Dye bleaching is a phenomenon that causes fluorescent stains to fade with time and/or excitation. One aspect of sample digitization is the ability to circumvent this by storing a pristine state that can be re-evaluated without loss of quality. Digital slide scanners themselves are also gradually getting better at causing less and less bleaching during digitization, but the sample is often not lit in a homogeneous way, causing the dye in certain areas to bleach in a heterogeneous way. It would complement this study to take measurements for investigating this phenomenon, and even to formulate a compensation method.
Other conditions of the sample affect the segmentation results (e.g., degrading cells are less intensive; their proportion in the sample is a marker of sample quality). Usual processes of sample acquisition, storage, and handling are recommended before similar measurements. A conference article [
10] also explored the sample concentration’s effect on the segmentation accuracy.
5. Conclusions
The basic idea of using two-dimensional images instead of analyzing the passage of objects in front of a simple detector was shown to give similar information about the populations’ DNA contents.
The basic idea of using healthy samples in a lab to calibrate an image-based cytometry system is possible. The ICM method generated results regarding the measurement of the cell populations’ relative DNA content that were comparable to those of the FCM method.
Lab desk space is a fixed cost; the ability to consolidate tools can reduce that cost (not to mention the maintenance of multiple machines and operating personnel). In the case of diagnostic labs that are smaller in area but willing to expand in the direction of digital pathology, or those with a greater imaging workload, researchers might consider using the ICM approach—even as a replacement technology for FCM. In the former case, the introduction of ICM ploidy can be simpler, because the preparation process needs only to be extended with sample placement on glass slides and coverslipping. In the case of the latter, a glass-slide-only workflow can be implemented.
The inherent benefit of being able to store specimens for indefinitely longer periods is another important facet to consider; either glass slides or digital images can be of great importance as a database for later research projects.

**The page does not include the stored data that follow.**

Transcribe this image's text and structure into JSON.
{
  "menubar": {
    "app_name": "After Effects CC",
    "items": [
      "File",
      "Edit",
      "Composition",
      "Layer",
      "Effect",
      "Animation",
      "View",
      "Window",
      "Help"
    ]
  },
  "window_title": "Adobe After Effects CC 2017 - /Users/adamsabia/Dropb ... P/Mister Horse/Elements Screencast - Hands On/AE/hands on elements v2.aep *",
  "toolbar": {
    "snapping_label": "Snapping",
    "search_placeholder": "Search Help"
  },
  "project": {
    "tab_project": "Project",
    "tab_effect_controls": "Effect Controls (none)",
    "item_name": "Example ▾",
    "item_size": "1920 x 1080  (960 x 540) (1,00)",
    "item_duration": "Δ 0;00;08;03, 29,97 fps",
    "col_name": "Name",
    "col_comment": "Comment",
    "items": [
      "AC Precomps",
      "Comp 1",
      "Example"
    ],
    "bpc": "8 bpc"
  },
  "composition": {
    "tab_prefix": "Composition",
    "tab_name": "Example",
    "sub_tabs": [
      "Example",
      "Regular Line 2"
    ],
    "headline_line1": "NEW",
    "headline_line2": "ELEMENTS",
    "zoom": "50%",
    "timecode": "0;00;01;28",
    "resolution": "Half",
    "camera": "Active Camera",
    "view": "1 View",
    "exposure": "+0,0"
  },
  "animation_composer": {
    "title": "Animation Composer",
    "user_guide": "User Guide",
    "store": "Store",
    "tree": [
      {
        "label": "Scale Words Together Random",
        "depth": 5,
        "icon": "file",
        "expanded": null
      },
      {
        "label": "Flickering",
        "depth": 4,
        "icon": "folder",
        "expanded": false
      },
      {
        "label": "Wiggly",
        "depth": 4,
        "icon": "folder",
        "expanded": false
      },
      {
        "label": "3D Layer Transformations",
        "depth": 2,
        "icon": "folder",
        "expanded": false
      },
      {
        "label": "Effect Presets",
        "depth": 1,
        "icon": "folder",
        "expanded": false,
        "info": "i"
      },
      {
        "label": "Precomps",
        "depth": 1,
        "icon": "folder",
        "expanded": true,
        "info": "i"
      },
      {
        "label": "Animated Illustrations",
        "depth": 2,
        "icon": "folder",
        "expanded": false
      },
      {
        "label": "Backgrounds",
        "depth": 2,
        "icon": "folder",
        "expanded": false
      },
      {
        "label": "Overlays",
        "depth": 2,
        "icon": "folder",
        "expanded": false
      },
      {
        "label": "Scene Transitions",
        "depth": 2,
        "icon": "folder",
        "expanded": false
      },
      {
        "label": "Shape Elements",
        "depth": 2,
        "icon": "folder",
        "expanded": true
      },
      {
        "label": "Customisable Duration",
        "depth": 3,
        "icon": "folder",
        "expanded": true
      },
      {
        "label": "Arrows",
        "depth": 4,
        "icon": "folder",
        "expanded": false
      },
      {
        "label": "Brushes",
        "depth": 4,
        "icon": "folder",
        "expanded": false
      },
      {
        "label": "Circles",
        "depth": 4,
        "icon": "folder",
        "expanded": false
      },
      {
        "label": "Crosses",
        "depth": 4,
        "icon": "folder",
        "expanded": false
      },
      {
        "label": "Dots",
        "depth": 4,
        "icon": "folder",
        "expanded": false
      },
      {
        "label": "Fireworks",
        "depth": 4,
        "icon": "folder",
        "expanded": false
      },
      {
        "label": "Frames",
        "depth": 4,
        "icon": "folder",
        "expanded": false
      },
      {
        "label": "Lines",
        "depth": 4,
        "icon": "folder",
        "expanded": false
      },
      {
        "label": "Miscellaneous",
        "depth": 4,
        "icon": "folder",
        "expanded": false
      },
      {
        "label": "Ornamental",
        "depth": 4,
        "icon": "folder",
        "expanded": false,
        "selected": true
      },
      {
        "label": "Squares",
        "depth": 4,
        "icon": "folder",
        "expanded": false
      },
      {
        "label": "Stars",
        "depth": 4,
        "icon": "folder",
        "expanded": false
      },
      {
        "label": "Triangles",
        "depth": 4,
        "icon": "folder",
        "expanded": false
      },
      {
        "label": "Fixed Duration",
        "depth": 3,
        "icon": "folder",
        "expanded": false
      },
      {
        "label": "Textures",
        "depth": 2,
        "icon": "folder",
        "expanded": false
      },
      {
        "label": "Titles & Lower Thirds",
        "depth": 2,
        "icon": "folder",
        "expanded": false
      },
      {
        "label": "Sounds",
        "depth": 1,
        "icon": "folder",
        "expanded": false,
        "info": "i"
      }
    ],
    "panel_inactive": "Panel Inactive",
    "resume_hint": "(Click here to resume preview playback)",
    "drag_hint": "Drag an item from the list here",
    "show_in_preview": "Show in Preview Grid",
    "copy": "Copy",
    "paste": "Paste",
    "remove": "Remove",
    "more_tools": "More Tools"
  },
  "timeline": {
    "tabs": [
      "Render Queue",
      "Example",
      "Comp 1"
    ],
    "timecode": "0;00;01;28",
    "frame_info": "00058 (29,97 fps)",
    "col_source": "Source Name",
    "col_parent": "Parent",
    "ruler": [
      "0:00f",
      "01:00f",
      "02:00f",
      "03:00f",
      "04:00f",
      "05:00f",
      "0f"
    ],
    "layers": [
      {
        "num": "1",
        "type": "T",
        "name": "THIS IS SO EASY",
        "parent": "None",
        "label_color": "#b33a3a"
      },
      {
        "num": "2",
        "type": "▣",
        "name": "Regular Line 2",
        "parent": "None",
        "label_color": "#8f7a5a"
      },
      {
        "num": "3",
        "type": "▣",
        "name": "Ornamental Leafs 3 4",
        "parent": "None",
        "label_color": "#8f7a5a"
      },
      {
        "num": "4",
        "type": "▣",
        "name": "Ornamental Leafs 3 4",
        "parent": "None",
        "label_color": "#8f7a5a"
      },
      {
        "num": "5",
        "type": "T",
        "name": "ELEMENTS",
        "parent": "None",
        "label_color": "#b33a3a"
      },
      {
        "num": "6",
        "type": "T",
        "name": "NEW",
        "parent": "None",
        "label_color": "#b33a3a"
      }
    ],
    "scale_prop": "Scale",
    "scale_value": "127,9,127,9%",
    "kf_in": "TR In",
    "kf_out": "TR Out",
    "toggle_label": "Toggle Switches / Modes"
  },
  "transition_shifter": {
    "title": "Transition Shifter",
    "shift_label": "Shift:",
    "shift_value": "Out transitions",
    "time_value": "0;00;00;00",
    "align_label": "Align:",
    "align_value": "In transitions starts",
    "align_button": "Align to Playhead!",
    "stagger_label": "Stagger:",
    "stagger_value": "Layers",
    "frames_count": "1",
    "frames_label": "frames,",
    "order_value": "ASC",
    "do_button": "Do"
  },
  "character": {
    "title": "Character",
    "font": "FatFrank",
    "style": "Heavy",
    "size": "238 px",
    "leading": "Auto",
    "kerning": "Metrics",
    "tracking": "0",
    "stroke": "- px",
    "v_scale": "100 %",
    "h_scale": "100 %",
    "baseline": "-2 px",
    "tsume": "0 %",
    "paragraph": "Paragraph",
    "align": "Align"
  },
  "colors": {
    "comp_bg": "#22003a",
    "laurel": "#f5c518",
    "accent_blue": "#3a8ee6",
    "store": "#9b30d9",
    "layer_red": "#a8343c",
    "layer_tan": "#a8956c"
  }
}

When the continuous (or even automatic) calibration of such a system comes into view, fitting a linear model to create a function transforming one method of data measurement to the other based on the samples in this study does not seem possible. In
Figure 15, samples #1, #12, and #17 are good examples, showing the difficulty in fitting a model—the same biological sample was represented as low-intensity by one system and high-intensity by the other (relative to the set population). The same sample’s histograms’ relative positions on the
x-axis (i.e., the intensity, the DNA content) result in the necessity of quite different per-sample transformation functions, to which we failed to fit a linear model. Further investigation would be needed to confirm this system behavior, since neither method gave more consistent measurements than the other regarding this measure.
The sample count of 17 is also too low; a study aiming at direct calibration needs to be designed, and should include more samples to obtain more reliable statistical results.